Two MSI Principal Investigators, Associate Professor Frank Ondrey (Director of Research and Clinical Trials,  Otolaryngology - Medical School) and Associate Professor Timothy Griffin (Biochemistry, Molecular Biology, and Biophysics - Medical School and College of Biological Sciences), are co-authors with several colleagues from China and the University of Minnesota on a recent paper in PLos One that discusses a new, proteomics-based method of diagnosing oral cancer. Cells retrieved via a non-invasive oral brush biopsy were tested using mass spectrometry-based proteomics. The researchers found that the secretory leukocyte protease inhibitor (SLPI) was greatly reduced in samples from cancerous and pre-cancerous lesions, compared to normal tissue. This suggests that the reduction in SLPI could be a biomarker for oral cancer.

The paper can be read on the PLoS One website (Yang, Ya, Nelson L. Rhodus, Frank G. Ondrey, Beverly R. K. Wuertz, Xiaobing Chen, Yaqin Zhu, and Timothy J. Griffin. 2014. Quantitative proteomic analysis of oral brush biopsies identifies secretory leukocyte protease inhibitor as a promising, mechanism-based oral cancer biomarker. PLoS One 9 (4) (APR 18), 10.1371/journal.pone.0095389.).

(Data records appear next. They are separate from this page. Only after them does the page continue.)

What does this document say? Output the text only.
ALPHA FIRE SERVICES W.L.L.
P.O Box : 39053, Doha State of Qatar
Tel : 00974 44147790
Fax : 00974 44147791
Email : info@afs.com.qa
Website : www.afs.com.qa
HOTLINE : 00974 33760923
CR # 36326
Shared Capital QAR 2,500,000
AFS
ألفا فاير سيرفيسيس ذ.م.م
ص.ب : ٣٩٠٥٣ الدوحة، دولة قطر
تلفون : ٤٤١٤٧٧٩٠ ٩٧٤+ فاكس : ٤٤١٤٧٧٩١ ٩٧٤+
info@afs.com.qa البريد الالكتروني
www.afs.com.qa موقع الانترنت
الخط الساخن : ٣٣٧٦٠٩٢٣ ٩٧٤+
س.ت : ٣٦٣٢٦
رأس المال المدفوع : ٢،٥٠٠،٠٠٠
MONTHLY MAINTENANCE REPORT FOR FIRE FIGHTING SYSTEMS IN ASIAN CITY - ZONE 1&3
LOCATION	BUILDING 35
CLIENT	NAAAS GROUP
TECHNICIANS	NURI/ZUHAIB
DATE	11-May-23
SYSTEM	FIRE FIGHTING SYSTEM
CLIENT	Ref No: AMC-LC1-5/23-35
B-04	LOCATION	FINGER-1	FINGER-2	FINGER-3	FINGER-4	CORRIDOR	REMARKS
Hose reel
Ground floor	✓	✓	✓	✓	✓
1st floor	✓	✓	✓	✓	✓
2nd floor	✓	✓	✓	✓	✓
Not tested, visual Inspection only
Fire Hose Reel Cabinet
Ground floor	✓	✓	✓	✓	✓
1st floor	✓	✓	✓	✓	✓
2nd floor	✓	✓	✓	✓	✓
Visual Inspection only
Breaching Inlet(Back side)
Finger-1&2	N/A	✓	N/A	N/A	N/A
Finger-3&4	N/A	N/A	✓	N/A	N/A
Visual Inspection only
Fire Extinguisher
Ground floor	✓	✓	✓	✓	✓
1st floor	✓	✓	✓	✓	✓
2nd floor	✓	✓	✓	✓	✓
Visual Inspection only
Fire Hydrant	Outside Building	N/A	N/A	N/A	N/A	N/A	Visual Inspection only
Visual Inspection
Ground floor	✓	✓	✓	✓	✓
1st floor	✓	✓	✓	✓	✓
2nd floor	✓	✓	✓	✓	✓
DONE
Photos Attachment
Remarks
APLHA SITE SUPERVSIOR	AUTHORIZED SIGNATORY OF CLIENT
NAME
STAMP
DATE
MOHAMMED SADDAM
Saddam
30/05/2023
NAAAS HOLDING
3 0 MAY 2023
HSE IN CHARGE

The authors used MSI software and hardware to perform data analysis.

Image description: A. Brush biopsy collection and sample preparation protocol. B. Experimental design for quantitative MSI-based proteomics experiments. One experiment used matched tissue from oral premalignant lesion tissue, and the second used matched tissue from oral squamous cell carcinoma. Image and description, Y Yang et al., 2014, PLoS One, 10.1371/journal.pone.0095389.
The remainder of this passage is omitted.